El Señor Maestro

Gabriel Miró


Cuento


Estaba abierto el portal de la escuela porque ya era verano. ¡Pronto llegarían los gozosos meses de la vacación! Los chicos miraban desde sus bancos la tarde luminosa y callada de los campos dorados y maduros y el cielo descendiendo serenamente en la llanura.

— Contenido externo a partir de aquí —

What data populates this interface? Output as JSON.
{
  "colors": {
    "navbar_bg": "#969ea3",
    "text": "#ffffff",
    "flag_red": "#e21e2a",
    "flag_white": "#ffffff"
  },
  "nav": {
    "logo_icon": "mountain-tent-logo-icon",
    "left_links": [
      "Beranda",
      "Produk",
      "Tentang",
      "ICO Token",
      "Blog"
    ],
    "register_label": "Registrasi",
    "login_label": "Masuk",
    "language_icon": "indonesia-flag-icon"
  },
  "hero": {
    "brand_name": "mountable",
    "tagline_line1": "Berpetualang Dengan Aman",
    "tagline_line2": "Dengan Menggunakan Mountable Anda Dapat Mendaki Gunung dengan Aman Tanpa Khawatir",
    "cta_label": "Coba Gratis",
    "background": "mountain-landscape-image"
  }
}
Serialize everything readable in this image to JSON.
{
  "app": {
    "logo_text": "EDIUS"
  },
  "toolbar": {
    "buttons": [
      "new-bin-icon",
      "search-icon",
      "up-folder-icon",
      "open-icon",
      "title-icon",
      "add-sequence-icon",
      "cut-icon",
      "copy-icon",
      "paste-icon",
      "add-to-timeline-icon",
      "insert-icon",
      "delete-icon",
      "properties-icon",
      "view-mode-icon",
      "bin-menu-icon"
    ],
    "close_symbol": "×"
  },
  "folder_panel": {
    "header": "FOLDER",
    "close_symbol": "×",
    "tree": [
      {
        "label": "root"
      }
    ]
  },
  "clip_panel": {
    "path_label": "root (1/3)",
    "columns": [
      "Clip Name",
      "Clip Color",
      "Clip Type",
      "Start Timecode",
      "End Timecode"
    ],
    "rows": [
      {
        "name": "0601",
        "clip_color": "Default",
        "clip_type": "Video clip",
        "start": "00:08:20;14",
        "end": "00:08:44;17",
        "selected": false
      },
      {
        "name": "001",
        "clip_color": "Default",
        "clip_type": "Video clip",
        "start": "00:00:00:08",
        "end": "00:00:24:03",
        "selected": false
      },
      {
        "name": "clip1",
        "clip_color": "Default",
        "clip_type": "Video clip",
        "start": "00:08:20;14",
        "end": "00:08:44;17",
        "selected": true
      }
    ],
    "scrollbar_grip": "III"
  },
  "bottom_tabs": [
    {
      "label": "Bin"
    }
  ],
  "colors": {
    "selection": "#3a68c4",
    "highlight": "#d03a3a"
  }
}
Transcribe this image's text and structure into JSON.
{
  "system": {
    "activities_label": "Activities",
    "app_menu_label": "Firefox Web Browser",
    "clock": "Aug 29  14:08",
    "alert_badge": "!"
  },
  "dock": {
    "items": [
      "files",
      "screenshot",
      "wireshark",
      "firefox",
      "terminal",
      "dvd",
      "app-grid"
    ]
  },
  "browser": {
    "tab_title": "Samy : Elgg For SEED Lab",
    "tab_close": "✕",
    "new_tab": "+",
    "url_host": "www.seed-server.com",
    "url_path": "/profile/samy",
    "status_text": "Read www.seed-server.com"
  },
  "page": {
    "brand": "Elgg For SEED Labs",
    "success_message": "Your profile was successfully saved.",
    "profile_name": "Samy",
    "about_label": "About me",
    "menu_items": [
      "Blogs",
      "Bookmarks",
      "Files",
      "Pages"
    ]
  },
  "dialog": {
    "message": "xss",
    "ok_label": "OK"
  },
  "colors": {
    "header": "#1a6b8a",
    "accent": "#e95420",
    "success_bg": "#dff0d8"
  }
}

La escuela había sido labrada dentro de los muros del viejo adarve, en lo postrero y alto de la aldea. Algunas cabras de los ganados que salían a pacer en la vera se asomaban roznando las matas, mordidas de las ruderas y grietas; los leñadores, que venían de lo abrupto, doblados por los costales verdes y olorosos, dejaban en el recinto fragancia y sensación de la tarde, de la altura alumbrada, libre, inmensa; la entrada de un diablillo-murciélago, el profundo zumbido de una abeja, dos mariposas blancas que volaban rasando el mapa de España y Portugal divertía ruidosamente a todos. Y el señor maestro no se enojaba.


* * *


Ya era pasada la hora de que los muchachos saliesen, y el viejo maestro no lo permitía, hablando, hablando; pero ellos no le hacían caso, y a hurto suyo se desafiaban y concertaban las pedreas en el eriazo del Calvario o se decían en cuál gárgola de la iglesia anidaba un cernícalo.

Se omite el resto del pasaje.